Question

A random sample of data was obtained 61 12 6 40 27 38 93 5 13 40

a) How many data items? n = ?

b) What is the sample mean?

c) What is the sample variance?

d) What is the sample standard deviation?

e) Based on the number of sample items will you be using a z or a t for the mean testing?

f) Form a 95% confidence interval for the mean.

g) Form a 97% confidence interval for the variance.

h) Use Hypothesis Testing (P-Value Method) for the claim that the mean is less than 30 at a 96% confidence level.

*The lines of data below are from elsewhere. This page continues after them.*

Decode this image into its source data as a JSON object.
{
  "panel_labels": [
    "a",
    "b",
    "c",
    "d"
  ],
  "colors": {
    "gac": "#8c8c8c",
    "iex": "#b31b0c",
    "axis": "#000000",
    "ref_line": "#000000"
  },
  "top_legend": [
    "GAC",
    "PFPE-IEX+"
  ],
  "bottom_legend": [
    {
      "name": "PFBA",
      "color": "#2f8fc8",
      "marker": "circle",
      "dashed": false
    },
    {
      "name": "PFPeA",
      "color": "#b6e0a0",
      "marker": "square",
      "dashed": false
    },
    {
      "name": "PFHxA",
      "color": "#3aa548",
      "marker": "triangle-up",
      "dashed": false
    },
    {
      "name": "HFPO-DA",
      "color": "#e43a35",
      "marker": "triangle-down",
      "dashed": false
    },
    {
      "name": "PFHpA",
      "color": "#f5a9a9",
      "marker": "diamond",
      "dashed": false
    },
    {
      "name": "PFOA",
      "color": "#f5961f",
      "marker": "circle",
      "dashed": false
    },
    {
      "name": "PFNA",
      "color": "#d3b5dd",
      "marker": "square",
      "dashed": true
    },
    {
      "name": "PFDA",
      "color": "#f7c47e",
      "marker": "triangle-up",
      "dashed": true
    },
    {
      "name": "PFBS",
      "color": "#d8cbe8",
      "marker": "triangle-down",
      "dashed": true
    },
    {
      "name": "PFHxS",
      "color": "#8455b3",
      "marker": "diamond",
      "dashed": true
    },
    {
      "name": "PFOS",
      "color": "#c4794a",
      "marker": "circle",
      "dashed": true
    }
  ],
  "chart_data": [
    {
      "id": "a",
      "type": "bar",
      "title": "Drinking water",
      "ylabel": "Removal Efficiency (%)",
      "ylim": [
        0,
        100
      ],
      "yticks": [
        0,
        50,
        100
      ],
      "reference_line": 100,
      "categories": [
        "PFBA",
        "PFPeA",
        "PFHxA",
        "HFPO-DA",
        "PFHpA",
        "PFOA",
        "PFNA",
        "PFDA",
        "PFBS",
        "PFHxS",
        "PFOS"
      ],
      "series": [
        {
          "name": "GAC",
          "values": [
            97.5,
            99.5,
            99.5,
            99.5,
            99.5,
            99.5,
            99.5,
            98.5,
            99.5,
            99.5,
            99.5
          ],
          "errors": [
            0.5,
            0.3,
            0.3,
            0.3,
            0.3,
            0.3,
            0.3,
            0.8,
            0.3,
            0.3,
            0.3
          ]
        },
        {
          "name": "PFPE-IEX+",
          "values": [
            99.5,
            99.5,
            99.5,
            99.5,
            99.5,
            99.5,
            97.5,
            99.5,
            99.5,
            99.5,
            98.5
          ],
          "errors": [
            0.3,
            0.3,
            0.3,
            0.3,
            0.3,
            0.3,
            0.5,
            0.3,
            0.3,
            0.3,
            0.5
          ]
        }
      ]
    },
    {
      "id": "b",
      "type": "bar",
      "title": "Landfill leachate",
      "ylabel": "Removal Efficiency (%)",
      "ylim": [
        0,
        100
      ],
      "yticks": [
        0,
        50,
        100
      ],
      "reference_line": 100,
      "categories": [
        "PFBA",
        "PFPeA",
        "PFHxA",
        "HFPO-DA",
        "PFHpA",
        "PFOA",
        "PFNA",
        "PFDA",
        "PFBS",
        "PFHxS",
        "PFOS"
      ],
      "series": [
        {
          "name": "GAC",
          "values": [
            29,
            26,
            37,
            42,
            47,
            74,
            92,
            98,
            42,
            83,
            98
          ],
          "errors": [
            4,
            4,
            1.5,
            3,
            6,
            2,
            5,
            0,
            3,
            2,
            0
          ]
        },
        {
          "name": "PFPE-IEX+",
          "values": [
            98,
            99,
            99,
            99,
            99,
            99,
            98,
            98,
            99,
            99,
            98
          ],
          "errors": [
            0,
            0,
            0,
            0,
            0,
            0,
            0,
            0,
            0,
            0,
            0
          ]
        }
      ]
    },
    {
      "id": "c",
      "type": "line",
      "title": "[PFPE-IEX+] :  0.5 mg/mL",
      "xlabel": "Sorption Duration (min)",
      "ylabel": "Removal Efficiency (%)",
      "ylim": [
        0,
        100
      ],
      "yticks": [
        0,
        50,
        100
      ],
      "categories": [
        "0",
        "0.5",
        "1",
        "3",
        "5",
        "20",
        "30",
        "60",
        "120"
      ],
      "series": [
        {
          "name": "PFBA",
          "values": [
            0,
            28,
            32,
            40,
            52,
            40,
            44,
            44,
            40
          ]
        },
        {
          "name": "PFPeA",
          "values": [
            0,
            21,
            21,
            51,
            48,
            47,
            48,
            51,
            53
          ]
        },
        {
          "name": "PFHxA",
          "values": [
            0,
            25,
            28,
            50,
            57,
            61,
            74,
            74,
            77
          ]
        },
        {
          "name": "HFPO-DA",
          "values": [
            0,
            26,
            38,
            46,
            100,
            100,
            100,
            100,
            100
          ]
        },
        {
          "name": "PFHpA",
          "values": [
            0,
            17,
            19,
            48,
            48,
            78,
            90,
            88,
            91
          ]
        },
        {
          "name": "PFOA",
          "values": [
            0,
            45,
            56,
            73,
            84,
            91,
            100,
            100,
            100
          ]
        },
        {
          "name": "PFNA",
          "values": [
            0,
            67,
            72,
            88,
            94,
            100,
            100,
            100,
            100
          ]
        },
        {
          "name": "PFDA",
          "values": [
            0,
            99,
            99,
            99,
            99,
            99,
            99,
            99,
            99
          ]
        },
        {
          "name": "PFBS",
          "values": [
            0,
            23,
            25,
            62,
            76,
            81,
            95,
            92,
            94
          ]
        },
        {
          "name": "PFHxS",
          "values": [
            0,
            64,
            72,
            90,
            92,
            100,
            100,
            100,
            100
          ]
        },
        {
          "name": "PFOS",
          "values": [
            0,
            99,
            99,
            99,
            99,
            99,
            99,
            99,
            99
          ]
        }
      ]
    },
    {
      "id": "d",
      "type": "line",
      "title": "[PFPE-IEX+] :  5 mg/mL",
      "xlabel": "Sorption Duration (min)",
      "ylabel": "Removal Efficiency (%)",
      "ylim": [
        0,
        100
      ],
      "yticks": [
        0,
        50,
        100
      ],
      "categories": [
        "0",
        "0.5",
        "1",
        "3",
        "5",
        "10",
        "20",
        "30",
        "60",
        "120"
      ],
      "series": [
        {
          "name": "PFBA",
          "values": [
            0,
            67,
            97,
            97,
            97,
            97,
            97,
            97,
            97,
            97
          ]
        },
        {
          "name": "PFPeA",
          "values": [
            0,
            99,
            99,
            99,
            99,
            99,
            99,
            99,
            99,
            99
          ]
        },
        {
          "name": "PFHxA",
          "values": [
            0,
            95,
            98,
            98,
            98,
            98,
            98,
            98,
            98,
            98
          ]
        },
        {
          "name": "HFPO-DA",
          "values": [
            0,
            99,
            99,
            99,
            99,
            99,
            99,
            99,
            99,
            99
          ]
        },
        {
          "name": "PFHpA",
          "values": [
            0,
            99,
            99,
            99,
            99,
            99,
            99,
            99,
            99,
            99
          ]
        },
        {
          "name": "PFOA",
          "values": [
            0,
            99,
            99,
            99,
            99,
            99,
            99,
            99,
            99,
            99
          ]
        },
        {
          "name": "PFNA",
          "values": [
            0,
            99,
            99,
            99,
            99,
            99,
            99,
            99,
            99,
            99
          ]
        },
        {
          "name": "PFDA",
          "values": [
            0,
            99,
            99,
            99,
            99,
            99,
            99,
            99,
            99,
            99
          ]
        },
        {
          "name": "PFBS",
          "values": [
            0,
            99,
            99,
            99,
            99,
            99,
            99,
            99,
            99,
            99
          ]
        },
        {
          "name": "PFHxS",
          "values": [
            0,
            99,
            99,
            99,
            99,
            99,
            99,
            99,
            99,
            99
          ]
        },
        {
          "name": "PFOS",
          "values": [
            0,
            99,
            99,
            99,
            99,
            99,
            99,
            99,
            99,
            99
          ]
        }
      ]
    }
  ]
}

i) What is your conclusion for the Hypothesis Test, state it very clearly?

Answer 1

a) How many data items?

n = 10

b) What is the sample mean?

33.5

c) What is the sample variance?

766.056

d) What is the sample standard deviation?

27.678

e) Based on the number of sample items will you be using a z or a t for the mean testing?

A t

f) Form a 95% confidence interval for the mean.

33.500	mean Data
27.678	std. dev.
8.752	std. error
10	n
9	df
13.701	confidence interval 95.% lower
53.299	confidence interval 95.% upper
19.799	margin of error

g) Form a 97% confidence interval for the variance.

766.055556	observed variance of 1
10	n
9	df
336.112	confidence interval 97.% lower
2,952.858	confidence interval 97.% upper

h) Use Hypothesis Testing (P-Value Method) for the claim that the mean is less than 30 at a 96% confidence level.

The hypothesis being tested is:

H₀: µ = 30

H_a: µ < 30

30.000	hypothesized value
33.500	mean Data
27.678	std. dev.
8.752	std. error
10	n
9	df
0.400	t
.6507	p-value (one-tailed, lower)

Since the p-value (0.6507) is greater than the significance level (0.04), we cannot reject the null hypothesis.

i) What is your conclusion for the Hypothesis Test, state it very clearly?

Therefore, we cannot conclude that the mean is less than 30 at a 96% confidence level.